Christopher Thomas, assistant professor of educational leadership and policy in the College of Education, has been named a recipient of the NAEd/Spencer Postdoctoral Fellowship for 2025.
“I am so humbled to receive this fellowship,” Thomas said. “It’s both a recognition of the work I’ve done and a testament to the importance of the research I’m doing.”
Thomas joins three other University of Florida faculty members who have previously received this fellowship. They include Damon Clark, assistant professor in the Department of Economics from 2005 to 2011; Pengefi Zhao, associate professor of qualitative research and methodology from 2019 to 2023; and F. Chris Curran, associate professor of educational leadership and policy and director of the Education Policy Research Center.
Thomas’s research focuses on elementary students’ First Amendment rights in public schools. He draws on his passion for democracy and education.

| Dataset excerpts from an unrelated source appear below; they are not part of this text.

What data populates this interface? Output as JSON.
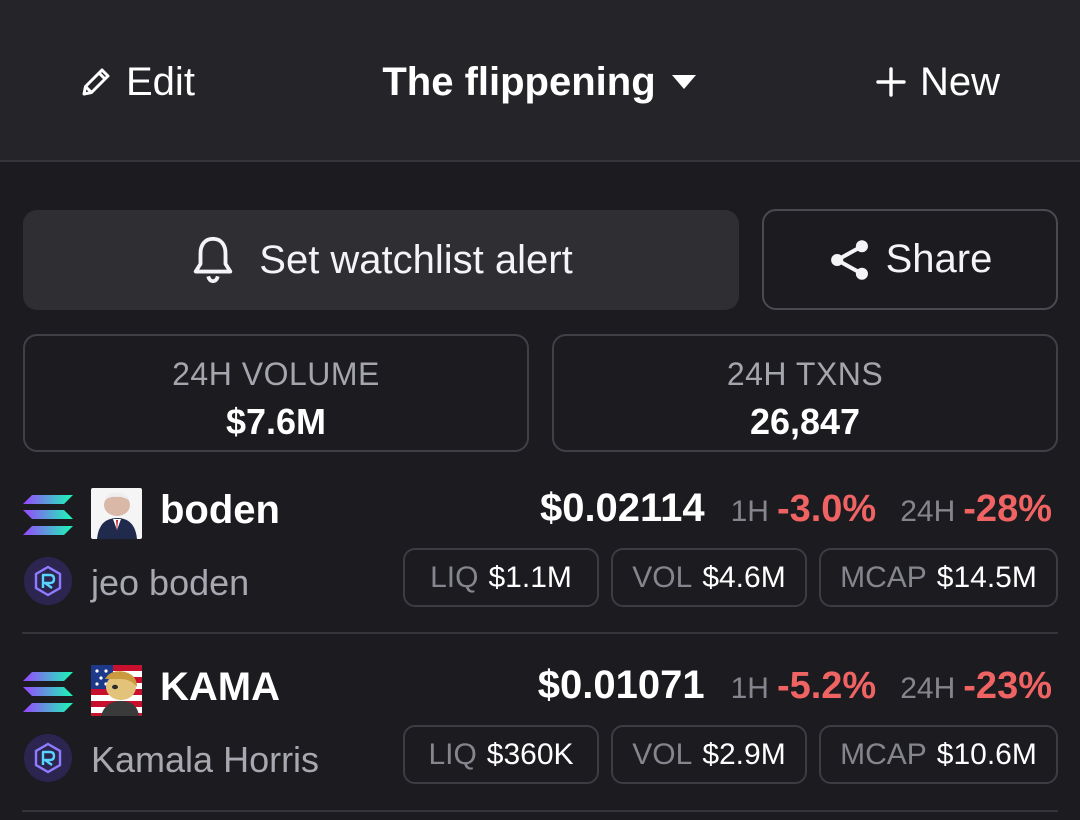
{
  "header": {
    "edit_label": "Edit",
    "watchlist_title": "The flippening",
    "new_label": "New"
  },
  "actions": {
    "alert_label": "Set watchlist alert",
    "share_label": "Share"
  },
  "stats": [
    {
      "label": "24H VOLUME",
      "value": "$7.6M"
    },
    {
      "label": "24H TXNS",
      "value": "26,847"
    }
  ],
  "tokens": [
    {
      "symbol": "boden",
      "name": "jeo boden",
      "price": "$0.02114",
      "change_1h_label": "1H",
      "change_1h": "-3.0%",
      "change_24h_label": "24H",
      "change_24h": "-28%",
      "liq_label": "LIQ",
      "liq": "$1.1M",
      "vol_label": "VOL",
      "vol": "$4.6M",
      "mcap_label": "MCAP",
      "mcap": "$14.5M"
    },
    {
      "symbol": "KAMA",
      "name": "Kamala Horris",
      "price": "$0.01071",
      "change_1h_label": "1H",
      "change_1h": "-5.2%",
      "change_24h_label": "24H",
      "change_24h": "-23%",
      "liq_label": "LIQ",
      "liq": "$360K",
      "vol_label": "VOL",
      "vol": "$2.9M",
      "mcap_label": "MCAP",
      "mcap": "$10.6M"
    }
  ],
  "icons": {
    "edit": "pencil-icon",
    "title_dropdown": "caret-down-icon",
    "new": "plus-icon",
    "alert": "bell-icon",
    "share": "share-icon",
    "chain": "solana-icon",
    "dex": "raydium-icon"
  },
  "colors": {
    "background": "#1b1b20",
    "header_bg": "#252529",
    "negative": "#ef6363",
    "muted": "#85858d"
  }
}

He focused on this topic because “most of the existing scholarship and even judicial opinions focus primarily on older students, but a few court cases have taken views of young students’ speech rights that are incomplete and problematic.”
Chris Thomas, Ph.D
He is also the author of Reclaiming Democratic Education: Student and Teacher Activism and the Future of Education Policy, which examines student and teacher activism and its impact on the understanding and implementation of students’ First Amendment rights.
“It seemed like the perfect topic to explore in order to inform how courts and educators realize the democratic aims of education in the elementary school context,” he said.
As a recipient of the NAEd/Spencer Postdoctoral Fellowship, Thomas was awarded $70,000 to support his research.